This is a House of Stories

Uncle Gerry brought tiny tomatoes to the birthday barbecue. He’s been very well brought up, my mother would say.  He never comes to a meal without an offering.  I didn’t need anything in particular this time, so he surprised us.  When he drew them out of his tote, like Santa plucking toys from his bag, he didn’t give them to me, to put in a salad or set out as crudites.  He presented them to the kids, drawing them close with one arm in to a conspiratorial huddle, and asking them if they believe in The Little People. 

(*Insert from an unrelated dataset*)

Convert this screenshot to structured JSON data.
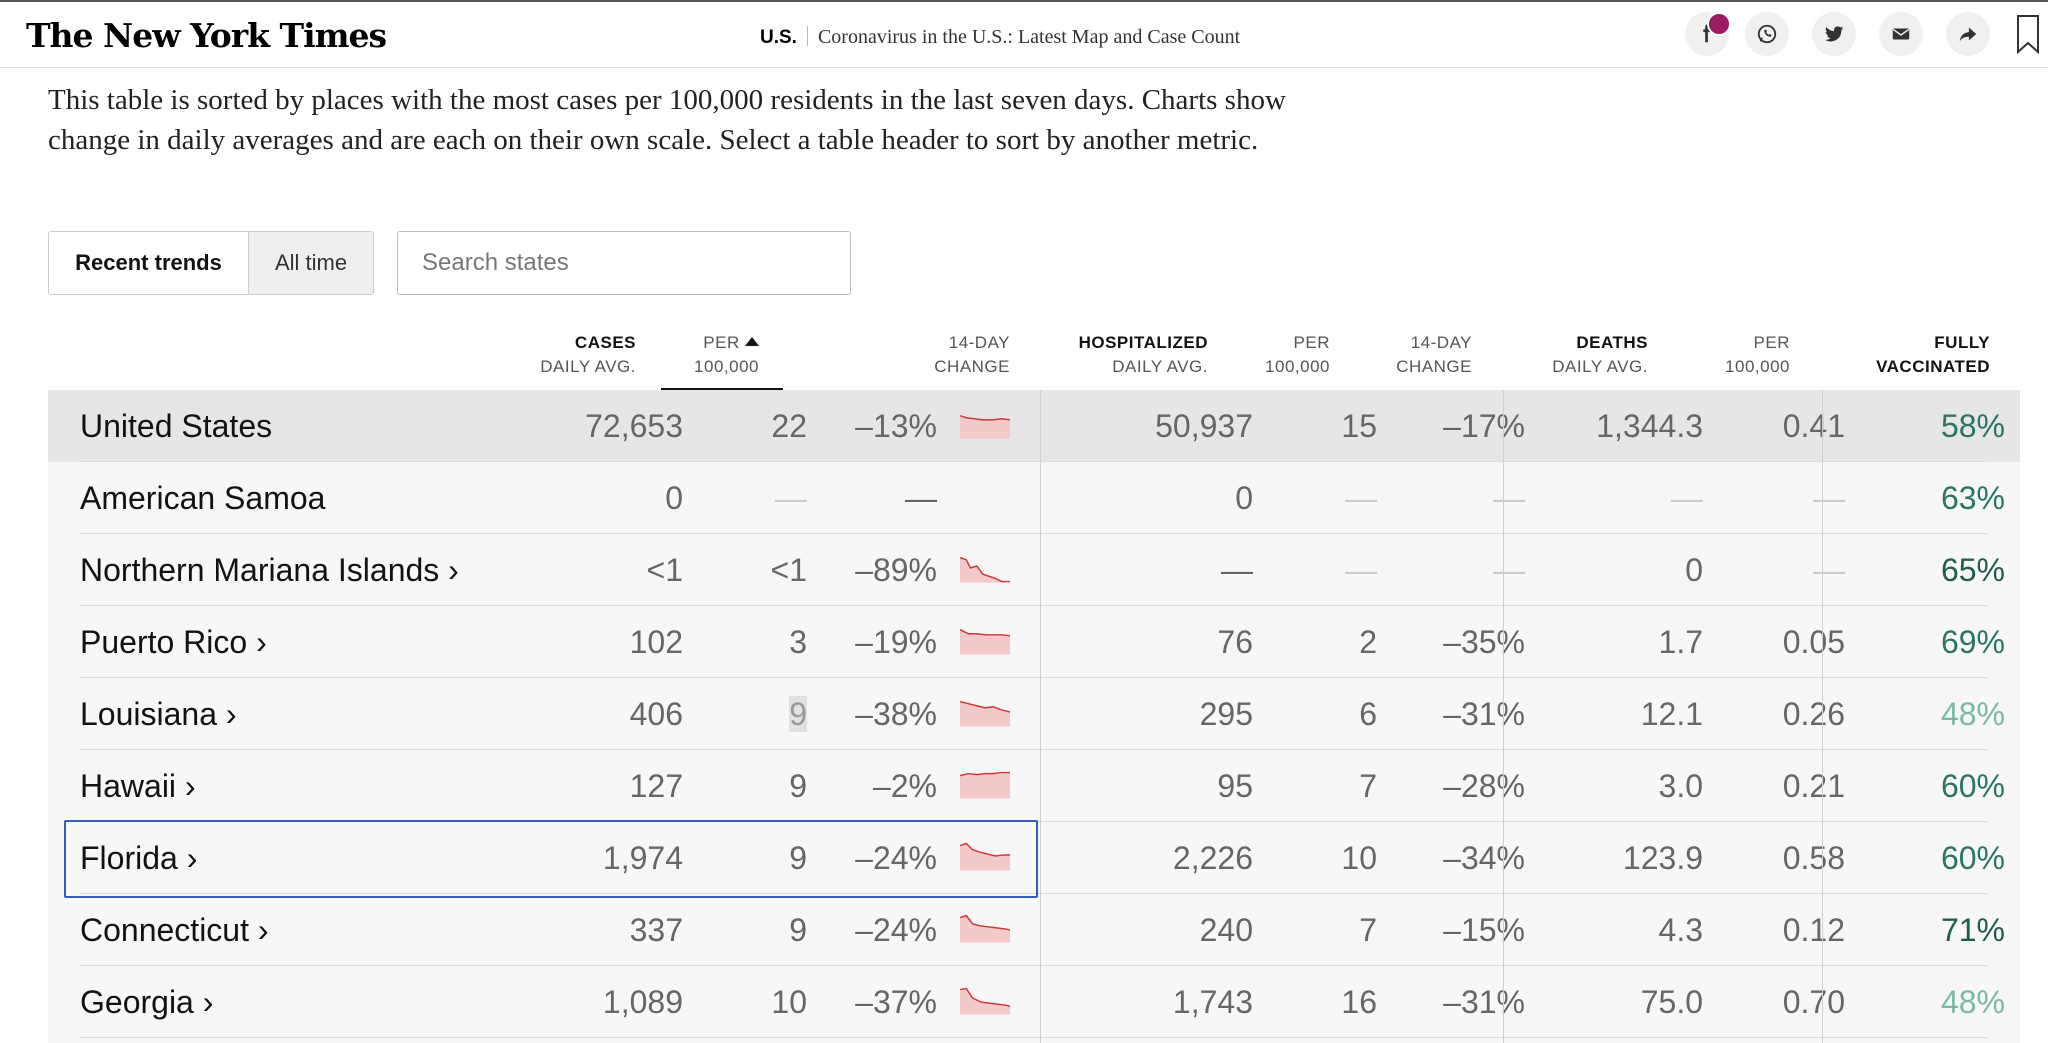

“You mean like gnomes, or like real dwarves?” asked the skeptical teen.  “The tiny people,” said the uncle of Norwegian extraction, “like the faery or the nisse.”
At this point, both kids, the skeptic and the dreamer, stated firmly, “Yes.”
Then he told how he gathered the cherry tomatoes from his garden, where he regularly witnesses acts of magic and wonder.  The tomatoes are tiny—half an inch in diameter for the big ones, and most a little smaller.  They look like fairy fruits. 
The kids started munching, but reverently, plucking the stems gently and looking appreciatively at each fruit before popping them in their mouths like a giant pops pumpkins. 

While they were happily chomping, Uncle Gerry put that arm around me and said, “I knew I couldn’t come in to this house without a story.”